Confidence in Cyprus banks still lacking: IMF

AFP, Wednesday 18 Sep 2013

Net outflows had reached 12.6 percent of deposits and nearly half of GDP in August despite unprecedented capital controls slapped on the banks in March

Confidence in Cyprus's once-bloated banking sector is still running low despite a massive reorganisation imposed under a 10-billion-euro international bailout in March, the IMF said on Wednesday.

Despite unprecedented capital controls slapped on the banks in March, the International Monetary Fund said net outflows had reached eight billion euros ($10.6 billion), or 12.6 percent of deposits and nearly half of GDP, by August 21.

That has put pressure on banks' balance sheets, already hurt by 30 percent of their loans being classified as non-performing, and led to a sharp contraction in credit supply.

Corporate credit declined by nine percent year on year in June, while mortgage lending, already suffering from the effects of recession, was down three percent and consumer loans by seven percent.

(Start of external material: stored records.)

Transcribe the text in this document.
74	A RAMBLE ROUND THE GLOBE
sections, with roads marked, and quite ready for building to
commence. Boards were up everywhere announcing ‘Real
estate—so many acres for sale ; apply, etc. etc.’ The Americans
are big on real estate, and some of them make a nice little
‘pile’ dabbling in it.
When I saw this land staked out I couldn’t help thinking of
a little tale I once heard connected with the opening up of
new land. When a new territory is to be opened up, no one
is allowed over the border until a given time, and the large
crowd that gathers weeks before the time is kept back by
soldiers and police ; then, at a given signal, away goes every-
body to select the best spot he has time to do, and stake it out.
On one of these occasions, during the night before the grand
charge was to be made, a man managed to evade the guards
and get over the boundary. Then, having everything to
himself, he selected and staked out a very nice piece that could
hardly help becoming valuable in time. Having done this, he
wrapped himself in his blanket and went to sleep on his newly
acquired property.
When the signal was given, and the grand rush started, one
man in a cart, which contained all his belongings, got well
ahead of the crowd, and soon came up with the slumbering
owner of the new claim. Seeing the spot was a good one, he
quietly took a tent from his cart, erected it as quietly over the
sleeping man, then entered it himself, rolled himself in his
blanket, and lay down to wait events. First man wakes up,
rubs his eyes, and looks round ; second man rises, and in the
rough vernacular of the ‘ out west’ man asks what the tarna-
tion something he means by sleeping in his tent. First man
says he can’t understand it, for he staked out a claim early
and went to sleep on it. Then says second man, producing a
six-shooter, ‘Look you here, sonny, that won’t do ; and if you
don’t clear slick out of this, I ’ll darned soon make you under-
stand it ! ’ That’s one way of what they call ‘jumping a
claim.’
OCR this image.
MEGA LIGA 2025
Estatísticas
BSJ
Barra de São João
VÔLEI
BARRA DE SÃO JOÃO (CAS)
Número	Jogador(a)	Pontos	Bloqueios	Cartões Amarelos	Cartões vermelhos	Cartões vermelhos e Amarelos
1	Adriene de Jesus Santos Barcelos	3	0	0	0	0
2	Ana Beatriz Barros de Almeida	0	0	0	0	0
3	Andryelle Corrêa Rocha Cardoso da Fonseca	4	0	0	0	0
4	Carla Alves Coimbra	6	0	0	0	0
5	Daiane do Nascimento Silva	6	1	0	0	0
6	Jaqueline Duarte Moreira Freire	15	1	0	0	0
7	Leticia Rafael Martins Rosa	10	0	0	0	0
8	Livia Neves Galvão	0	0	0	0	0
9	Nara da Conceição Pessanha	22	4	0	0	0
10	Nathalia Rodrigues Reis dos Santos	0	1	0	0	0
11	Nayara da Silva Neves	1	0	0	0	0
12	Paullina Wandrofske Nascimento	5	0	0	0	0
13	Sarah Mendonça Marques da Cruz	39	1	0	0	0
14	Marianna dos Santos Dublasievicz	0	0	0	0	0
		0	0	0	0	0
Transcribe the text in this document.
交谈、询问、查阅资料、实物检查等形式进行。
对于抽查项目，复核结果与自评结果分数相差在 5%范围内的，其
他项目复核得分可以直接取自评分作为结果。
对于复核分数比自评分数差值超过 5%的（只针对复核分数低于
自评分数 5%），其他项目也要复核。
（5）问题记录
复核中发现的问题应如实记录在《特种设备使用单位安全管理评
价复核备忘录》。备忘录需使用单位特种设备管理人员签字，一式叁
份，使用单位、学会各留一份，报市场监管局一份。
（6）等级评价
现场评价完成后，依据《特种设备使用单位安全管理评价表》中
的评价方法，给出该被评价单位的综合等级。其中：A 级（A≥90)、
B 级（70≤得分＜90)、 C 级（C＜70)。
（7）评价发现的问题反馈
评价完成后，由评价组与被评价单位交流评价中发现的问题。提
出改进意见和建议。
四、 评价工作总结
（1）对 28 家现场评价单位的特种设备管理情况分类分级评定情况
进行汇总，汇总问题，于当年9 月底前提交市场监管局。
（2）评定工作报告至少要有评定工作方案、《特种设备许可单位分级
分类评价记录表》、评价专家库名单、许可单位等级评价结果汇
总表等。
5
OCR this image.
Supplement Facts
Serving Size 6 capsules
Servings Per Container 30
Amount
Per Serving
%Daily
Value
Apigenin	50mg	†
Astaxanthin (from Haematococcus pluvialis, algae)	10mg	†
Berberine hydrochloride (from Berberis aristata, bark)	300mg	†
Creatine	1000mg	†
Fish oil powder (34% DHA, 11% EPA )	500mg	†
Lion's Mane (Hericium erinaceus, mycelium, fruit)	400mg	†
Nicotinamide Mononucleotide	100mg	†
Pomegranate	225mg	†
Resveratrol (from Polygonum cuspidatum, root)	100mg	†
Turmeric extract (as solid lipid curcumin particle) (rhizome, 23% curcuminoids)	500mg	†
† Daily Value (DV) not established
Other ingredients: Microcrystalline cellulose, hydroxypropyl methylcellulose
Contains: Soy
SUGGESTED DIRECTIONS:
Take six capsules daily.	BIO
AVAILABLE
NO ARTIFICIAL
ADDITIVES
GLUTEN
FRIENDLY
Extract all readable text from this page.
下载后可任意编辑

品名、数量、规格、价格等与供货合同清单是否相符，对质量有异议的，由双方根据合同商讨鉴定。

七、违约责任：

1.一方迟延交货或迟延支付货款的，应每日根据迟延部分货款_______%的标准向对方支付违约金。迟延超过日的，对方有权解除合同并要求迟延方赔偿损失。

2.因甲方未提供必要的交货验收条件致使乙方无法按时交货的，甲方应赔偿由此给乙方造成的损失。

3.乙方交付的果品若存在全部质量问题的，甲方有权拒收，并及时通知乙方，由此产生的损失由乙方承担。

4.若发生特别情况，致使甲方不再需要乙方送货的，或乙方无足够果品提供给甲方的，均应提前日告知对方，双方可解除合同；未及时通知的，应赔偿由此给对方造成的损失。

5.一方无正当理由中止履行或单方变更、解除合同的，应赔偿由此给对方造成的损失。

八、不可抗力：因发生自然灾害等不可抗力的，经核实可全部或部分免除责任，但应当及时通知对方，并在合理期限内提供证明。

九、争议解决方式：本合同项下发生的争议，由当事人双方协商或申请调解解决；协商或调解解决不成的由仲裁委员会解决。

The IMF report, issued after a first review of the bailout agreed with Cyprus by the Fund, European Commission and European Central Bank, said authorities were on track to fullfil a sweeping package of restructuring measures imposed in exchange for saving the island from bankruptcy.

"Nevertheless, risks to the programme remain substantial, given the uncertain impact of the crisis, the still-recovering banking system and ongoing challenges to policy implementation."

In May, the IMF forecast that GDP would contract by 8.7 percent this year and by 3.9 percent in 2014, before posting modest growth of 1.1 percent in 2015.

In its report, despite noting that second-quarter growth had been somewhat better than projected, it maintained its forecast in light of continuing uncertainties.

In contrast to growth, however, the IMF said the employment picture was worse than anticipated, with the jobless rate now expected to hit 17 percent in 2013 and 19.5 percent next year, before beginning a gradual decline.

Overall, the IMF said "risks (to the economy) remain substantial and tilted to the downside".

"Confidence in the banking sector is yet to be restored" and "the extent of the impact of the banking crisis on households and corporates, as well as on vital service sectors of the economy, could be larger than anticipated.

"These could result in a deeper and more prolonged recession, as well as in weaker long-run growth, with dramatic consequences for debt sustainability."

At the same time, the report noted that "continued economic weakness in the EU could dampen demand for Cypriot exports".

But, it added that tourism could benefit from political turmoil in competing destinations and stronger non-EU demand, such as from China and Russia, and that development of large offshore gas fields could also provide an upside to investment and growth over the longer term.

Central to a return of confidence will be the restructuring of the banks that began in March when the island's second-largest lender, Laiki, was wound up and its good assets folded in to the largest lender, Bank of Cyprus (BoC).

Deposits above 100,000 euros in both banks were subjected to so-called "bail-ins". Those amounts from Laiki were converted into BoC shares, and 47.5 percent of deposits already held in BoC were also converted.

The IMF said that while the subsequent restructuring of BoC is an important step toward rebuilding confidence, several steps still need to be taken to strengthen the overall banking sector.
In a conference call on the report, IMF mission chief for Cyprus Delia Velculescu said in Washington that the "largest challenge" facing the banks is to deal with deteriorating asset quality.

For that, they will need to "put in place restructuring plans that adequately address that and can return the banks... to profitability."

These include recapitalising Hellenic Bank, which was the third-largest lender, as well as the cooperative banks, and phasing out capital controls.

Separately on Wednesday, Cypriot Finance Minister Haris Georgiades said the government aims to lift all controls in early 2014, but he did not give a precise date.

Asked about that, Velculescu said "we do expect further relaxations to take place this year and next," with full relaxation depending on the "return of confidence."

There is still a daily 300 euro cash withdrawal ceiling from banks for individuals and 500 euros for businesses, while cheques cannot be cashed and central bank approval is needed for large business transactions.